A mi parecer, como he indicado en otra ocasión (“Pecado original” 25/5/2022), “muchos ya no estudian para ampliar su área de conocimiento, sino para adquirir una credencial que les abra puertas”. Es decir, se ha desvirtuado la razón principal detrás de la exigencia de más educación y capacitación docente: mejorar su eficacia –lo que los economistas prefieren llamar ‘productividad’– medida sobre la base del efecto que tiene sobre el aprendizaje y avance alcanzado por sus estudiantes. Estudios confirman una y otra vez el tremendo impacto que tiene el docente como individuo en el nivel de desempeño estudiantil. Y, para ello, la educación alcanzada por el profesor es esencial, pero está lejos de ser suficiente. La evaluación continua del desempeño debe ser la forma principal de monitorear la eficacia. Consiste en el seguimiento a un proceso, algo mucho más rico que la obtención de un diploma.
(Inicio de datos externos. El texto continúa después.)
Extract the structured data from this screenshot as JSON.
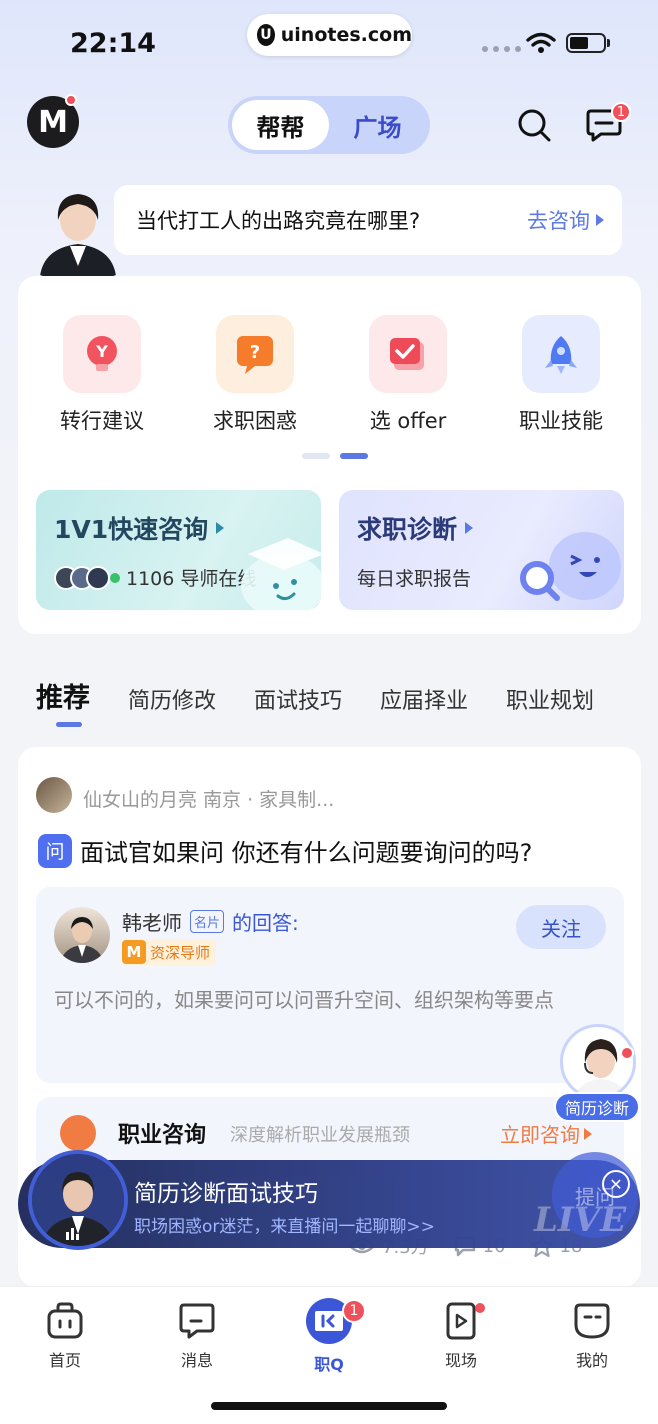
{
  "status_bar": {
    "time": "22:14",
    "url": "uinotes.com",
    "url_logo": "U"
  },
  "header": {
    "logo_letter": "M",
    "segments": [
      "帮帮",
      "广场"
    ],
    "active_segment": 0,
    "message_badge": "1"
  },
  "banner": {
    "question": "当代打工人的出路究竟在哪里?",
    "link_label": "去咨询"
  },
  "categories": [
    {
      "label": "转行建议",
      "icon": "lightbulb-icon"
    },
    {
      "label": "求职困惑",
      "icon": "question-icon"
    },
    {
      "label": "选 offer",
      "icon": "check-icon"
    },
    {
      "label": "职业技能",
      "icon": "rocket-icon"
    }
  ],
  "pager": {
    "pages": 2,
    "active": 1
  },
  "promos": {
    "left": {
      "title": "1V1快速咨询",
      "sub": "1106 导师在线"
    },
    "right": {
      "title": "求职诊断",
      "sub": "每日求职报告"
    }
  },
  "tabs": [
    "推荐",
    "简历修改",
    "面试技巧",
    "应届择业",
    "职业规划"
  ],
  "post": {
    "author": "仙女山的月亮   南京 · 家具制...",
    "question_tag": "问",
    "question": "面试官如果问 你还有什么问题要询问的吗?",
    "answer": {
      "teacher": "韩老师",
      "card_tag": "名片",
      "answer_label": "的回答:",
      "badge_letter": "M",
      "badge": "资深导师",
      "follow_label": "关注",
      "text": "可以不问的，如果要问可以问晋升空间、组织架构等要点"
    }
  },
  "consult": {
    "title": "职业咨询",
    "subtitle": "深度解析职业发展瓶颈",
    "link_label": "立即咨询"
  },
  "stats": {
    "views": "7.3万",
    "comments": "10",
    "stars": "18"
  },
  "float_advisor": {
    "label": "简历诊断"
  },
  "live": {
    "title": "简历诊断面试技巧",
    "subtitle": "职场困惑or迷茫，来直播间一起聊聊>>",
    "ask_label": "提问",
    "watermark": "LIVE"
  },
  "nav": {
    "items": [
      {
        "label": "首页"
      },
      {
        "label": "消息"
      },
      {
        "label": "职Q",
        "badge": "1"
      },
      {
        "label": "现场"
      },
      {
        "label": "我的"
      }
    ],
    "active": 2
  },
  "colors": {
    "accent": "#5b78e3",
    "badge": "#f0505a",
    "orange": "#f07c44"
  }
}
Durante mi carrera como catedrático nombrado, por ejemplo, fueron importantes mis títulos y grados, pero la permanencia y ascensos siempre dependieron de otros factores que tenían mayor peso. La educación obtenida contribuía con un máximo del 28% del puntaje para permanecer en la docencia, mientras que la calidad en la enseñanza –evaluada por las unidades académicas y los estudiantes– tenía un tercio de peso. El resto de los puntos provenía de investigaciones, publicaciones y ponencias. Los profesores que no alcanzaban el puntaje mínimo ya no podían permanecer en la institución. No era un sistema perfecto, no siempre el puntaje estaba bien asignado (favorecía a los que tenían cargo), podía prestarse a subjetivismo en algunos rubros. Pero, en términos generales, nos incentivaba a mantener un buen desempeño. Y es una de las formas principales de asegurar la calidad educativa.

En otras palabras, como el papel aguanta todo, tenemos que enfocarnos más en la calidad de los logros y resultados de los maestros y maestras, a la vez que se les brinda el apoyo para que mejoren su eficacia. No hacerlo implica caer en un credencialismo que sí invita a la trafa. Si no me creen, pregúntenles a actuales o recientes presidentes de la Nación, ministros, fiscales, jueces y congresistas, cómo es que han engordado su ‘curriculum vitae’ con maestrías y publicaciones descaradamente plagiadas.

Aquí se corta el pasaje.